An overflow event doesn't contain the record ID and only a dummy record ID, so one approach for data replication is to retrieve all records of the corresponding entity after an overflow event is received. Then you can update or delete those records in the external system. This approach can be the most process-intensive because it resyncs all the records for an entity. However, it’s the simplest approach because it doesn't require figuring out which records changed in a particular timeframe and filtering out the records that resulted in change events. These steps outline the process of reconciling data when the overflow event is received.
- After you receive an overflow event in your subscriber, unsubscribe from the channel, and stop processing further events. This step is in preparation of a full data synchronization for the entity.
- Store the Replay ID of the overflow event. This ID is the starting point for the data reconciliation.
- Reconcile the data for new, updated, and undeleted records.

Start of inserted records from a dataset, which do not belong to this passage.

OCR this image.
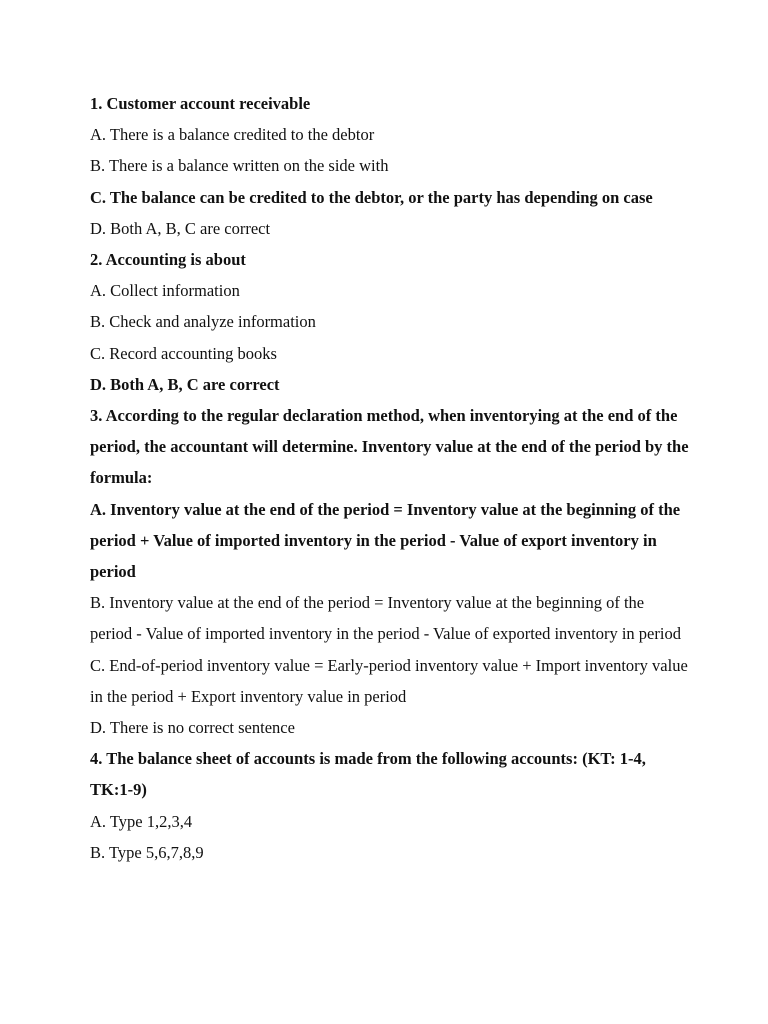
1. Customer account receivable
A. There is a balance credited to the debtor
B. There is a balance written on the side with
C. The balance can be credited to the debtor, or the party has depending on case
D. Both A, B, C are correct
2. Accounting is about
A. Collect information
B. Check and analyze information
C. Record accounting books
D. Both A, B, C are correct
3. According to the regular declaration method, when inventorying at the end of the period, the accountant will determine. Inventory value at the end of the period by the formula:
A. Inventory value at the end of the period = Inventory value at the beginning of the period + Value of imported inventory in the period - Value of export inventory in period
B. Inventory value at the end of the period = Inventory value at the beginning of the period - Value of imported inventory in the period - Value of exported inventory in period
C. End-of-period inventory value = Early-period inventory value + Import inventory value in the period + Export inventory value in period
D. There is no correct sentence
4. The balance sheet of accounts is made from the following accounts: (KT: 1-4, TK:1-9)
A. Type 1,2,3,4
B. Type 5,6,7,8,9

- Retrieve all records for the entity. Depending on the volume of records stored, this process can take some time.
- Synchronize the data in your system by overwriting it with the retrieved data from Salesforce.
- Reconcile the data for deleted records by performing one of the following steps.
- Get the non-deleted records from Salesforce, and synchronize.
- Identify all records for that entity in your system that weren’t updated through the synchronization that you performed in step 3. These records are the deleted ones.
- Delete the identified records from your system.
- Or get the deleted records from Salesforce, and synchronize.
- Query all records for the entity with isDeleted=true. You get all the soft-deleted records for that entity that are in the Recycle Bin.
- Identify the records in your system that match the records returned in the previous step.
- Delete the identified records from your system.
- Get the non-deleted records from Salesforce, and synchronize.
- Resubscribe to the stored event bus stream starting from the Replay ID you saved earlier.
- We recommend that you process all change events after that Replay ID. This way, you catch up on any data changes that happened during the synchronization and weren’t saved in your system.
- If you encounter an overflow event for another entity (entityName field value), repeat this process for that entity.